Harga minyak mengikuti tekanan aksi jual di Wall Street sebagai dampak sentimen terhadap pertumbuhan profit dan kekhawatiran terkait anggaran Italia. Indeks saham global MSCI tercatat menurut dua persen dan tertekan ke level terendah sejak September 2017.

"Perhatian terhadap apa yang terjadi di pasar modal dan kekhawatiran tentang pertumbuhan ekonomi telah merembes ke pasar minyak," ujar Gillian.


Di saat bersamaan, lanjut Gillian, investor akan memperhatikan dengan seksama apakah kenaikan produksi minyak Arab Saudi akan berdampak signifikan.

Menteri Energi Arab Saudi Khalid Al-Falih menyatakan dalam konferensi pers di Riyadh bahwa pasar minyak dalam posisi yang baik. Ia juga berharap produsen minyak dunia akan menyetujui kesepakatan pada Desember 2018 untuk melanjutkan kerja sama dalam mengawasi dan menstabilkan pasar.

Ia menyatakan ia tidak akan menghilangkan kemungkinan Arab Saudi akan memproduksi satu juta hingga dua juta barel per hari (bph) lebih banyak dari level produksinya saat ini.


Pengenaan sanksi AS terhadap sektor perminyakan Iran baru akan berlaku efektif pada 4 November 2018 mendatang. AS telah menegaskan keinginan untuk menghentikan seluruh ekspor bahan bakar dari Iran, namun produsen lain memproduksi minyak lebih banyak untuk menutup kekurangan pasokan dari Iran.

Selain itu, pasar minyak khawatir Arab Saudi dapat memangkas produksi minyak mentah sebagai upaya retaliasi jika mendapatkan sanksi terkait kematian jurnalis Jamal Khashoggi.
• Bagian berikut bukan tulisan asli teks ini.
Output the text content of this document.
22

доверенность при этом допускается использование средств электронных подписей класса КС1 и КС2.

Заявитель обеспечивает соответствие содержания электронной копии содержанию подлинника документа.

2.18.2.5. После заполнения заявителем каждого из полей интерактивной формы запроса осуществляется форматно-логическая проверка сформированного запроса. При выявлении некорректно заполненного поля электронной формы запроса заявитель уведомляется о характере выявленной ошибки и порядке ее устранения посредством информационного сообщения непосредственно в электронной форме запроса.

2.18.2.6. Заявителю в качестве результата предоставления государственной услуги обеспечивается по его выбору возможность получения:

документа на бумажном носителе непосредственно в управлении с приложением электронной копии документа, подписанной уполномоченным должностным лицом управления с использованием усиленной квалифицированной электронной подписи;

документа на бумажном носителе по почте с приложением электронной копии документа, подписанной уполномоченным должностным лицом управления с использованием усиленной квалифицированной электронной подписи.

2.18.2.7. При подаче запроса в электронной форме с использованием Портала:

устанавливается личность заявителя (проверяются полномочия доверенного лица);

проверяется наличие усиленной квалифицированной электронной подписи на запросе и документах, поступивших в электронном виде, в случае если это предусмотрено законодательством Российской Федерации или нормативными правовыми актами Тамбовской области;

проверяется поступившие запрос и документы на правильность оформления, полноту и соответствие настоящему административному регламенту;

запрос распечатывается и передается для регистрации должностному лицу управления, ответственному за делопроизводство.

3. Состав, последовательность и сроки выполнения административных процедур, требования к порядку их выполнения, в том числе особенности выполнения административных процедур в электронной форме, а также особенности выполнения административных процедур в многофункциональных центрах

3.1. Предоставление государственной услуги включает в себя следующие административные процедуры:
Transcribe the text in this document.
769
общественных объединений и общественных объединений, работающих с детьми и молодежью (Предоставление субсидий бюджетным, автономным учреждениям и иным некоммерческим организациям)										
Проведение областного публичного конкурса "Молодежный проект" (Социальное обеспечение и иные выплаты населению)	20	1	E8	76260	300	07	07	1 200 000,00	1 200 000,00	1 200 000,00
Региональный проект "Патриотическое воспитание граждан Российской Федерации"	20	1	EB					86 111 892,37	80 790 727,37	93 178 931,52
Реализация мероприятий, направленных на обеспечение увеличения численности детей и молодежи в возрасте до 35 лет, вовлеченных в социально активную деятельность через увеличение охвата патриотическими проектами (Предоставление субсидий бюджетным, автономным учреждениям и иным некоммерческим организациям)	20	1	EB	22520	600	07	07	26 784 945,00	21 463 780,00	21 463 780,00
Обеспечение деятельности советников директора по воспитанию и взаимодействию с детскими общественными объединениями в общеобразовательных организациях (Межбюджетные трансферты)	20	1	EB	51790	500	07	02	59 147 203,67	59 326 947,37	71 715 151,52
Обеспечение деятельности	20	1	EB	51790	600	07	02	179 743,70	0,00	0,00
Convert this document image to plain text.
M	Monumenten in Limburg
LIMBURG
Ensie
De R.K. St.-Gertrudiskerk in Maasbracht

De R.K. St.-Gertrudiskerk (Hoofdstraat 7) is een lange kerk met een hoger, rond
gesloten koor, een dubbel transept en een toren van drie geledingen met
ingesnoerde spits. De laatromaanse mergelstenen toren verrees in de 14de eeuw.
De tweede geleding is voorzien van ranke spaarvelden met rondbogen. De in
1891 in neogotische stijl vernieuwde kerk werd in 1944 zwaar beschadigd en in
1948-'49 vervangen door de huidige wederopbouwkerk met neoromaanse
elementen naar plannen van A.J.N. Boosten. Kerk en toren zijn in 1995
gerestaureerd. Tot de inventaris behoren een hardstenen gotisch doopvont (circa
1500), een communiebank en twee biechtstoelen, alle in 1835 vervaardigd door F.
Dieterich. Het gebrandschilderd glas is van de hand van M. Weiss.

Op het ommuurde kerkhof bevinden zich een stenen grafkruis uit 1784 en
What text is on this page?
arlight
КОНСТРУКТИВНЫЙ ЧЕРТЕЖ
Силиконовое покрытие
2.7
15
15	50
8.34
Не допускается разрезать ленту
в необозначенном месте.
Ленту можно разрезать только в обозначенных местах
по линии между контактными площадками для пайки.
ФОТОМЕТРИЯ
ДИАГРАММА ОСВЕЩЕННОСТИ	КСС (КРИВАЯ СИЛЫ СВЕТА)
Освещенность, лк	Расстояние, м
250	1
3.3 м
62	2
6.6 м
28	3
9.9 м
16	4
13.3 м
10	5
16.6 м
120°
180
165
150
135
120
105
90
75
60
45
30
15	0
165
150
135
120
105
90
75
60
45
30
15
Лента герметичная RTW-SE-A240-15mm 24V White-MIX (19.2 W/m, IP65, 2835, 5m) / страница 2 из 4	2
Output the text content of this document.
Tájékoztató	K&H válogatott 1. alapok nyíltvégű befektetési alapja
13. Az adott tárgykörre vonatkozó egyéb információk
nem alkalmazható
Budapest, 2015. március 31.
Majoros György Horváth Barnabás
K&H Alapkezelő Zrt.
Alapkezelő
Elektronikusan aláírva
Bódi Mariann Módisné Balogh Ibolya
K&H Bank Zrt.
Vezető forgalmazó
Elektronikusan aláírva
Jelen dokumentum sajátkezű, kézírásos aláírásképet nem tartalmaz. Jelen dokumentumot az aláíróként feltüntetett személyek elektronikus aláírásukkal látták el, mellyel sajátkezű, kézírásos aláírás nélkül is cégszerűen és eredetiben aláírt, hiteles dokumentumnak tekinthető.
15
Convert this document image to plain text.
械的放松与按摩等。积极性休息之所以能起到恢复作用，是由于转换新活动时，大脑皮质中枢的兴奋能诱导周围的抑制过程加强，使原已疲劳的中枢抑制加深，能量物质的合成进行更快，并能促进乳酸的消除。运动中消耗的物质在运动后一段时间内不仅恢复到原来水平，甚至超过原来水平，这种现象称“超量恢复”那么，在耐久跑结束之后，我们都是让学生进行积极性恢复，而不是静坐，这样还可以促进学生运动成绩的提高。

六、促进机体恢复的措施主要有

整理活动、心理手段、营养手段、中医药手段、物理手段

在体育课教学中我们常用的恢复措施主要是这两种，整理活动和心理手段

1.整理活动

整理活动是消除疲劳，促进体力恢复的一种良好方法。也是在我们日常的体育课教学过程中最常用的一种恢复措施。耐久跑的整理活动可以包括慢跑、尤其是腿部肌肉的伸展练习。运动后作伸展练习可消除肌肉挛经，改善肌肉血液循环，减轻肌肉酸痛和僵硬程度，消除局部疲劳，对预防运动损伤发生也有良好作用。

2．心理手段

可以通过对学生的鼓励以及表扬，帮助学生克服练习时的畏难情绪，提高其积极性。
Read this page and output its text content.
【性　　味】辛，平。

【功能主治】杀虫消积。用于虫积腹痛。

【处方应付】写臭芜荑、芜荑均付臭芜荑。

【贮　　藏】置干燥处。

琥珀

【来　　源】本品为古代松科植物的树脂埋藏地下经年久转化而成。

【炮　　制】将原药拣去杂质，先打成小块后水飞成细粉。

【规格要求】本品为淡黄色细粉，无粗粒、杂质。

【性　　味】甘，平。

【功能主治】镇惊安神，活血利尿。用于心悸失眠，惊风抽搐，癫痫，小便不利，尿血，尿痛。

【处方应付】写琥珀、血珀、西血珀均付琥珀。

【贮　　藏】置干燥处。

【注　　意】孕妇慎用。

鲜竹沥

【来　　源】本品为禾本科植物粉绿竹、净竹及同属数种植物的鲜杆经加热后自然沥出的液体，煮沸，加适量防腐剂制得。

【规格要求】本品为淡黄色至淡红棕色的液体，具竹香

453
Namun, Falih telah menyatakan tidak ada intensi untuk melakukan kebijakan tersebut pada awal pekan ini.

Analis Energi Economist Intelligence Unit Peter Kiernan menilai jika Arab Saudi memangkas produksinya, maka akan merugikan Arab Saudi sendiri karena berisiko kehilangan pangsa pasar ke eksportir dari negara lain dan kehilangan reputasi sebagai pelaku pasar yang stabil.


Analis UBS memperkirakan laju pertumbuhan minyak dunia akan melambat pada 2019 dengan hanya tumbuh sebesar 1,2 juta bph. Perlambatan permintaan terjadi akibat kenaikan harga minyak dan pelemahan pertumbuhan ekonomi global. Permintaan di negara anggota OECD cenderung datang, namun China dan India tetap menjadi penggerak permintaan.

Sementara itu, Menteri Energi Rusia Alexander Novak kepada kantor berita Rusia TASS menyatakan produksi minyak Rusia telah meningkat 150 ribu bph dibandingkan Oktober 2016.

Impor minyak dari Iran juga telah menurun. Berdasarkan data perusahaan plat merah Korea National Oil Corp, Korea Selatan tidak mengimpor minyak dari Iran pada September lalu.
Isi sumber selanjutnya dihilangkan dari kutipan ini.